Gloria Anzaldúa, comadre: We haven’t stopped speaking, and they haven’t stopped trying to listen. But we speak a language clashing worlds don’t understand; a language they are not ready for. Mujerista and feminist theologies have already questioned the erotics of power in place that fail to account for the everyday experiences of bodies in difference, which enables the claiming of our sexual experience as hijos de la chingada through the dexterity of transdisciplinary approaches and the repeated tolerance of the discomfort that exists at all epistemological levels. How the put@ subject understands and interprets the world around her is a theological question. But she remains surrounded by hostile worlds that are difficult and dangerous to describe. Worlds that impose a necropolitical agenda upon her subjectivity; she is not counted, she is not human (considering relationships between Mbembe’s necropolitics and his response to Foucault’s biopower). 

Why are we so quick to accept La Malinche’s passivity? The cultural narratives we have taken for granted let her remain obsolete and lost. We created her nothingness. Let her be angry! I am dissatisfied with the interpretation that her being is entirely left to the shadows and she’s been abandoned by both worlds: by both her chingones. What if the anger that comes from the shame she experiences is a necessary queer intervention in understanding the put@ aesthetics at work that cripple queer brown bodies in cultural production, but also the academy. But La Malinche is not Job. The anger from the trials in her life is not celebrated as a test of patience and faith. Her faith is already discredited. She becomes Job's wife, by giving up on the abusive power that is imposed upon her family and children. Instead, she haunts with La Llorona wanting to reclaim her children; sorting through the fragments of dis-membered bodies. It is precisely the systems in place that have failed to give her accurate representation. La Malinche commits acts of dis-grace. Undoing the grace that was never extended to her in the first place. The indecency of the put@ opens her up the messiness of human sexuality that defines our Christian fetish with the humanness of Christ’s incarnation (variation of Marcella Althaus-Reid’s “indecent Christ”).

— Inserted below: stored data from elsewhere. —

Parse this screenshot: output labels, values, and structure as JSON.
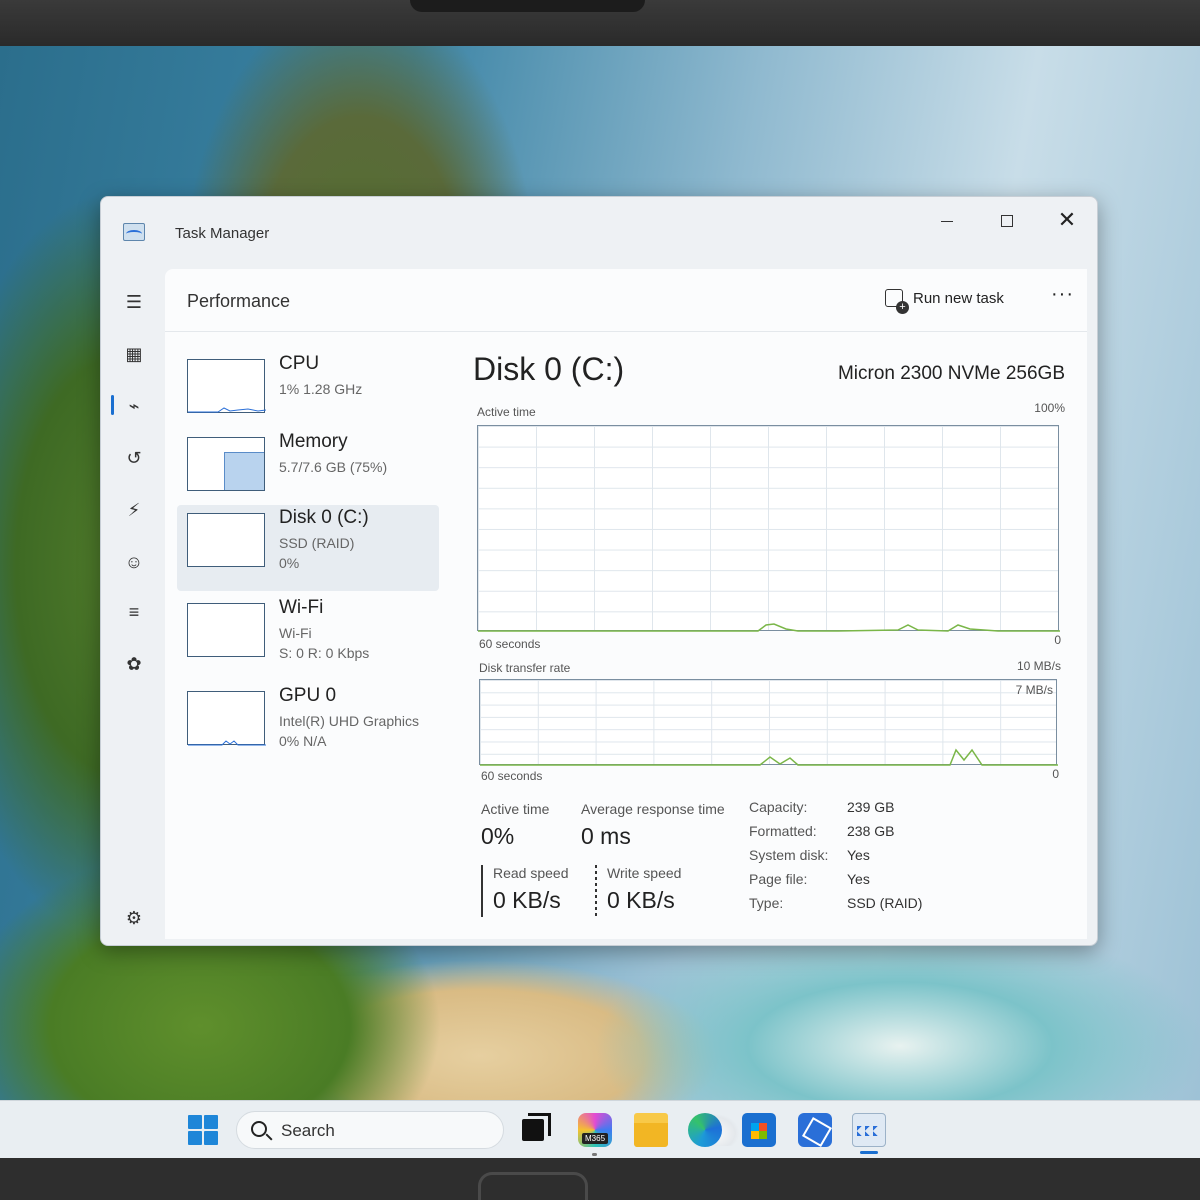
{
  "window": {
    "title": "Task Manager"
  },
  "header": {
    "page_title": "Performance",
    "run_new_task": "Run new task",
    "more": "···"
  },
  "resources": [
    {
      "name": "CPU",
      "line1": "1%  1.28 GHz",
      "line2": ""
    },
    {
      "name": "Memory",
      "line1": "5.7/7.6 GB (75%)",
      "line2": ""
    },
    {
      "name": "Disk 0 (C:)",
      "line1": "SSD (RAID)",
      "line2": "0%"
    },
    {
      "name": "Wi-Fi",
      "line1": "Wi-Fi",
      "line2": "S: 0  R: 0 Kbps"
    },
    {
      "name": "GPU 0",
      "line1": "Intel(R) UHD Graphics",
      "line2": "0%  N/A"
    }
  ],
  "detail": {
    "title": "Disk 0 (C:)",
    "model": "Micron 2300 NVMe 256GB",
    "graph1": {
      "label": "Active time",
      "max": "100%",
      "xlabel": "60 seconds",
      "min": "0"
    },
    "graph2": {
      "label": "Disk transfer rate",
      "max": "10 MB/s",
      "mid": "7 MB/s",
      "xlabel": "60 seconds",
      "min": "0"
    },
    "stats": {
      "active_time_label": "Active time",
      "active_time_value": "0%",
      "avg_resp_label": "Average response time",
      "avg_resp_value": "0 ms",
      "read_label": "Read speed",
      "read_value": "0 KB/s",
      "write_label": "Write speed",
      "write_value": "0 KB/s"
    },
    "info": [
      {
        "k": "Capacity:",
        "v": "239 GB"
      },
      {
        "k": "Formatted:",
        "v": "238 GB"
      },
      {
        "k": "System disk:",
        "v": "Yes"
      },
      {
        "k": "Page file:",
        "v": "Yes"
      },
      {
        "k": "Type:",
        "v": "SSD (RAID)"
      }
    ]
  },
  "taskbar": {
    "search_label": "Search",
    "copilot_badge": "M365"
  }
}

I take a theological approach to reading La Malinche because of my own disidentified subjectivity. Exercising a language that I have been burdened with, while also resisting other languages that I choke on through my forced interlocutors. Beyond that, I continue to enjoy and celebrate my formal training in theology and religious studies. Like La Malinche, I can never fully go home. I will remain a product of two worlds, fucked by both of them with my body left exposed and beaten. But I can find resistance in that embodiment and my familiarity and comfort within theological discourses prohibit me from abandoning it entirely. Instead, I need to continue to create new paradigms by which to articulate the differences we’ve been fucked by—to consider the failure and the impasse as spaces for theological inquiry. Pasivas fuck back.